3
votes

Firestore has a limit of 500 writes per second to

"a collection in which documents contain sequential values in an indexed field"

https://cloud.google.com/firestore/quotas#writes_and_transactions

What scenarios can I increase the limit to 10,000 writes per second in ONE collection?

Assuming I use Best Practices of keeping Document IDs distributed relatively evenly throughout the key range.

A) What if the documents do not contain any sequential values?

E.g. the only fields I have in each document is below.

  • Field A: random string
  • Field B: random string

B) What if the document contains a sequential field, but I don't query by that field ever?

  • Field A: random string
  • Field B (Sequential): date

C) What if the document contains a sequential field, but I turn off indexing to the date in Field B?

  • Field A: random string
  • Field B (Sequential): date (automatic indexing turned off)

C) Part 2 - If I turn off indexing to that date field (and this removes the 500 per second limitation), what happens if I randomly add a Field C to a SINGLE document in the collection? Does having this one document with a Field C ruin the 10,000 per second write limitation to the collection? Because now Firestore has to worry about automatic indexing of any new Field C?

(and then does this happen every single time you add a random field to any document in this collection, and therefore have to turn off indexing to every possible field in the collection to remove the 500ps limitation?)

2

2 Answers

3
votes

500 writes per second is a conservative estimate of what a single server can handle. As Cloud Firestore does horizontal row sharding for both document and index storage; this means documents written with sequential ids, or index entries being added sequentially will be handled by a single server. Putting these together (500 writes per server + sequential updates handled by 1 server) is what gives you that limit.

When you have well distributed data, our horizontal row sharding can split for workload into many servers. For Cloud Firestore in Native mode, this will work until you hit the upper limit of our realtime system, which is around 10K writes/second. For Cloud Firestore in Datastore mode, there is no practical limit as long as you give us a heads up (customers can exceed 1M writes/second)
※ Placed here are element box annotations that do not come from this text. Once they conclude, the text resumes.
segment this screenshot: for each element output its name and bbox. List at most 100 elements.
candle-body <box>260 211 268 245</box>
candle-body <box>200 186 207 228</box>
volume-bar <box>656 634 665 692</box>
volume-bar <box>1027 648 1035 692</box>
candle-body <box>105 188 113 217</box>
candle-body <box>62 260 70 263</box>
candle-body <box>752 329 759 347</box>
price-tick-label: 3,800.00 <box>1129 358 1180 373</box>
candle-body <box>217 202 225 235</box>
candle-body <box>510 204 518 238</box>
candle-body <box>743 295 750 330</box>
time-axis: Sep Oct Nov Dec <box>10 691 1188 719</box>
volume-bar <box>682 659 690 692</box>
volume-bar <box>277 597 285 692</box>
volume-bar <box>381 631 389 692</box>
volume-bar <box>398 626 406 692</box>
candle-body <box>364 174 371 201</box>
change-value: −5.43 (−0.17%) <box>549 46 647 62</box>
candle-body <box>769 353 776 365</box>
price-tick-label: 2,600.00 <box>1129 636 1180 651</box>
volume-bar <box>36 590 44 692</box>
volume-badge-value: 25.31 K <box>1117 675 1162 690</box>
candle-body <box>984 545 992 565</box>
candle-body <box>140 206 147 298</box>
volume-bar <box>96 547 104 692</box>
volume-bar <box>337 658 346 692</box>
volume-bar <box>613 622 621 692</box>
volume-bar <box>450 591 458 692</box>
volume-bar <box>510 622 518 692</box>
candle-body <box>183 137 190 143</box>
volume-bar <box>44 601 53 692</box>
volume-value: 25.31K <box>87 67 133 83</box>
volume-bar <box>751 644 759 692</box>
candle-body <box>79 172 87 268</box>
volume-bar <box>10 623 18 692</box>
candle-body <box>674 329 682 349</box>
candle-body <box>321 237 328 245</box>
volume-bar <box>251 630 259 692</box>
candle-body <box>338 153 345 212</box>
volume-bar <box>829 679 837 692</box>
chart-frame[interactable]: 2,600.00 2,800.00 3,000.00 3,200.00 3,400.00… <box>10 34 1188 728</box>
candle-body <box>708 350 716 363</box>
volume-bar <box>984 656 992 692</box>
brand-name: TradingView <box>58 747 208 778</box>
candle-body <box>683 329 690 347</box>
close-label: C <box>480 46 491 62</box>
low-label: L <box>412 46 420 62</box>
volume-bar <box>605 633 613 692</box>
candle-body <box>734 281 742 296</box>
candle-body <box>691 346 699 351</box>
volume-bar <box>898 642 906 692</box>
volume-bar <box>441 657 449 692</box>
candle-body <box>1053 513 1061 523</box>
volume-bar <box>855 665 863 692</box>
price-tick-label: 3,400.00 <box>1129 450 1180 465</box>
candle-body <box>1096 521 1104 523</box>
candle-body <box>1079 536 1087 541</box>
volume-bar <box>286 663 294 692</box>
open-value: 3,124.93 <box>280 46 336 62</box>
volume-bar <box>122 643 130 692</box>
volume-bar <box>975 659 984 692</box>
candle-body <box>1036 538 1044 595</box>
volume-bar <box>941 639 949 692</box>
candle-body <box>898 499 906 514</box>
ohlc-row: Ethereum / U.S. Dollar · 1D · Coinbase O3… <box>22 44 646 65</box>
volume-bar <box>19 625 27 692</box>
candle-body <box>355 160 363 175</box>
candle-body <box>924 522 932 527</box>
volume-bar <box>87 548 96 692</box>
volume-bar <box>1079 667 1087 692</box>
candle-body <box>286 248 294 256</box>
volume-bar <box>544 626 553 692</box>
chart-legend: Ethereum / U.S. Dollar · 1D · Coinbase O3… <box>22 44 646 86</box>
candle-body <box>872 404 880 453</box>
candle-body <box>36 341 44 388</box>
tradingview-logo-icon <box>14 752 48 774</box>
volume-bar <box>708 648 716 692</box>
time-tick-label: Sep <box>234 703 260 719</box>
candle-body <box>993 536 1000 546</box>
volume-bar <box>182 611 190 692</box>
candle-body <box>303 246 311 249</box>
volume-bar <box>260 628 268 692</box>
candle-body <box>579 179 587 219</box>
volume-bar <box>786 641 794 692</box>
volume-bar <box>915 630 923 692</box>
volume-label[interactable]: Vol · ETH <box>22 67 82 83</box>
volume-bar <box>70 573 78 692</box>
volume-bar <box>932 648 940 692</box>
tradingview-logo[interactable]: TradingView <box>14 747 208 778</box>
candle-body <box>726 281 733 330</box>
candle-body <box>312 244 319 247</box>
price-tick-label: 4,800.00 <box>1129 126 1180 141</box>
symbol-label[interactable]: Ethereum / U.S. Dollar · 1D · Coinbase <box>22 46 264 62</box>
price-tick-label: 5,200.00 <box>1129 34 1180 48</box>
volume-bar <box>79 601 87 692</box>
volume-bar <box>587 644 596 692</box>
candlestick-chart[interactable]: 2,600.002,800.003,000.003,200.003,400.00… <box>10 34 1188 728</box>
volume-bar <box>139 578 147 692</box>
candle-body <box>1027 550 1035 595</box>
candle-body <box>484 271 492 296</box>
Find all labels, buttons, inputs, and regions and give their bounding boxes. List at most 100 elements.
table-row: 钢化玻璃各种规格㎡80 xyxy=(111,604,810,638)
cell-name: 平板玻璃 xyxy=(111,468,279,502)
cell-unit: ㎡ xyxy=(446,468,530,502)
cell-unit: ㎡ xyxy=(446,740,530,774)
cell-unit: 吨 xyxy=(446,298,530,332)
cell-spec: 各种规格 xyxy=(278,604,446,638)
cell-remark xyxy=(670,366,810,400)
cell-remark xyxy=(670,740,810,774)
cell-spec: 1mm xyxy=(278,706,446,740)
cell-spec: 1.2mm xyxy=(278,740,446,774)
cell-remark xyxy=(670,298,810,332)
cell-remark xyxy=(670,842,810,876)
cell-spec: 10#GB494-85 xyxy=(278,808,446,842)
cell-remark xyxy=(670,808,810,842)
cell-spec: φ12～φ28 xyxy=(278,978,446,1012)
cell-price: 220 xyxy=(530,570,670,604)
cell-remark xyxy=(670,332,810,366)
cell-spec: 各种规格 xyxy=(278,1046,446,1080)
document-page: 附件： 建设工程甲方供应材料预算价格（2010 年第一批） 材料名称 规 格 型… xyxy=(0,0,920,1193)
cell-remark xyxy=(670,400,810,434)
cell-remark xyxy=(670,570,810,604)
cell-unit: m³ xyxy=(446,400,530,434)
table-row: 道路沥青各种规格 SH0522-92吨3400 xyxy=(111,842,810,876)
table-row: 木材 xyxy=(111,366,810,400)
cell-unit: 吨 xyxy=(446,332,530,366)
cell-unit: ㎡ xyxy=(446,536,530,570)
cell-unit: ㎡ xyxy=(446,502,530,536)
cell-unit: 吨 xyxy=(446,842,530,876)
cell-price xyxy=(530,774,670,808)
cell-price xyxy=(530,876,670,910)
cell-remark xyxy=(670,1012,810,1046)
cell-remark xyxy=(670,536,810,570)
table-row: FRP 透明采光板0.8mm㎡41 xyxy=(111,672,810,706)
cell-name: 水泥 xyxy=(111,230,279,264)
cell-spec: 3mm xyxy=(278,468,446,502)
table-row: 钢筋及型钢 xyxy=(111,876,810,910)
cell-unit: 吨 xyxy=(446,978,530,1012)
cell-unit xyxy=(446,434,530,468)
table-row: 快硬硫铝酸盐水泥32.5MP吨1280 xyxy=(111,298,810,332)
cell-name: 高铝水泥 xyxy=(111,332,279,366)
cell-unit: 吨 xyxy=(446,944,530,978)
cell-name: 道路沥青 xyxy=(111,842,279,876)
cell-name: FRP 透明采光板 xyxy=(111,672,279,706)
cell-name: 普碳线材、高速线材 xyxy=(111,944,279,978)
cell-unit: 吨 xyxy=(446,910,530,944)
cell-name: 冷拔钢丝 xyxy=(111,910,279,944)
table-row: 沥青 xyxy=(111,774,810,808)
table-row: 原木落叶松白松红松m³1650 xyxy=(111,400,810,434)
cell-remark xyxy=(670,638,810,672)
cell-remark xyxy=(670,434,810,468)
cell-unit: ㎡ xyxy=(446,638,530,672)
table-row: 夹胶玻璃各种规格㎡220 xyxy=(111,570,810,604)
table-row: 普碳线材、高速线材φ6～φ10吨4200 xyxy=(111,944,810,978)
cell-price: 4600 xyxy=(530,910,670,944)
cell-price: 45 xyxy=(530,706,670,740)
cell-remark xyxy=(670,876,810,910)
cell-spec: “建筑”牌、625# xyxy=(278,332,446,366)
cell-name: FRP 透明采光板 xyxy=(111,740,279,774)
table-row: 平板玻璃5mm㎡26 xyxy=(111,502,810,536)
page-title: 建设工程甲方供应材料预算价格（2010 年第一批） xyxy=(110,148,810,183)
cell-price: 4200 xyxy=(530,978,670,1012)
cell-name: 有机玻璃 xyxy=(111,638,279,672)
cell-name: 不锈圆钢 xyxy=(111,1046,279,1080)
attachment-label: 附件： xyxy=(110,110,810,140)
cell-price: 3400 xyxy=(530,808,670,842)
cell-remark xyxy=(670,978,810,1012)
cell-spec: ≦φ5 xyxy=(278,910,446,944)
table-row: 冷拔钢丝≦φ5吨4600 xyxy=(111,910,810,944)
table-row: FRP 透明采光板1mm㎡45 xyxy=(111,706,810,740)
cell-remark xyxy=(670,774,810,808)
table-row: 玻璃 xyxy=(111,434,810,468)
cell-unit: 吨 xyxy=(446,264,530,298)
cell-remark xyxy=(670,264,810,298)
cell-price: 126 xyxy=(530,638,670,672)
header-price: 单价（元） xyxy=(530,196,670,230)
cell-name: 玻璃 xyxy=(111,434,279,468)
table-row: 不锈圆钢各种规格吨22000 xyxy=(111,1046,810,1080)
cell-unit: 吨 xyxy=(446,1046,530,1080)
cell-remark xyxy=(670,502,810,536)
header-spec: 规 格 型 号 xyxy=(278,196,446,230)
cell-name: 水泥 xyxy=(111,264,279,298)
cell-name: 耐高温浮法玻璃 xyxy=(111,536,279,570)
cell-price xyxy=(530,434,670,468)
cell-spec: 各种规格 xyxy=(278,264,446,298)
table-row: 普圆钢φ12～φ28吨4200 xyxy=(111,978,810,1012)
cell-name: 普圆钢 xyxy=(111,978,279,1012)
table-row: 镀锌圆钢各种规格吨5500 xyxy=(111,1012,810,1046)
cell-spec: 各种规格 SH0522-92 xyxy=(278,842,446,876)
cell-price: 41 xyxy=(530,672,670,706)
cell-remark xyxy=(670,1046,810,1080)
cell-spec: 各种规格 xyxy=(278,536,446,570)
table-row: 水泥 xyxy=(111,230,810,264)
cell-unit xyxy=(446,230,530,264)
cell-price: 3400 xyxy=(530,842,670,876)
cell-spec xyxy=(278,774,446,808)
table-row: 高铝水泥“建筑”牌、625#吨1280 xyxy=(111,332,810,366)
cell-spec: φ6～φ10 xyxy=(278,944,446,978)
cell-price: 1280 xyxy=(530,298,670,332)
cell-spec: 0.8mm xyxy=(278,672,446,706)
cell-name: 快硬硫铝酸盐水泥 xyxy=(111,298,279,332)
In short, A) and C) will be limited by the upperbound of the mode (10K or available capacity). B) will be limited by the load a single server can handle.

For C2), there will be no impact if you are just adding it to a single document. The limit is purely based on the incoming load and what servers it gets assigned to.

0
votes

For the community: Firestore updated their documentation to include more detail into why there is a limit on 500 per second writes, and also a suggested solution on how to overcome it.

https://firebase.google.com/docs/firestore/solutions/shard-timestamp

Solution

  1. Add a shard field alongside the timestamp field. Use 1..n distinct values for the shard field. This raises the write limit for the collection to 500*n, but you must aggregate n queries.
  2. Update your write logic to randomly assign a shard value to each document.
  3. Update your queries to aggregate the sharded result sets.
  4. Disable single-field indexes for both the shard field and the timestamp field.
  5. Delete existing composite indexes that contain the timestamp field. Create new composite indexes to support your updated queries. The order of the fields in an index matters, and the shard field must come before the timestamp field. Any indexes that include the timestamp field must also include the shard field.

Warning (not highlighted in the docs)

They don't call it out specifically in the docs, but shards may increase the number of reads you have to do. As you can see in Step 1 you must aggregate across shards.

E.g. in the example there are 3 shards, and the limit is 5. The query returns up to 15 documents, but you only want 5. So it slices it back down to 5 at the end.

This would be particularly problematic if you have [10] shards (5000 writes per second) and want the limit to be [50]. You would be aggregating across [500] docs when you only want [50].

Understanding the write for limit sequential indexed fields

The limit on the write rate for sequential indexed fields comes from how Cloud Firestore stores index values and scales index writes. For each index write, Cloud Firestore defines a key-value entry which concatenates the document name and the value of each indexed field. Cloud Firestore organizes these index entries into groups of data called tablets. Each Cloud Firestore server holds one or more tablets. When the write load to a particular tablet becomes too high, Cloud Firestore scales horizontally by splitting the tablet into smaller tabletsand spreading the newtablets` across different Cloud Firestore servers.

Cloud Firestore places lexicographically close index entries on the same tablet. If the index values in a tablet are too close together, such as for timestamp fields, Cloud Firestore cannot efficiently split the tablet into smaller tablets. This creates a hot spot where a single tablet receives too much traffic, and read and write operations to the hot spot become slower.

By sharding a timestamp field, you make it possible for Cloud Firestore to efficiently split workloads across multiple tablets. Although the values of the timestamp field might remain close together, the concatenated shard and index value give Cloud Firestore enough space between index entries to split the entries among multiple tablets.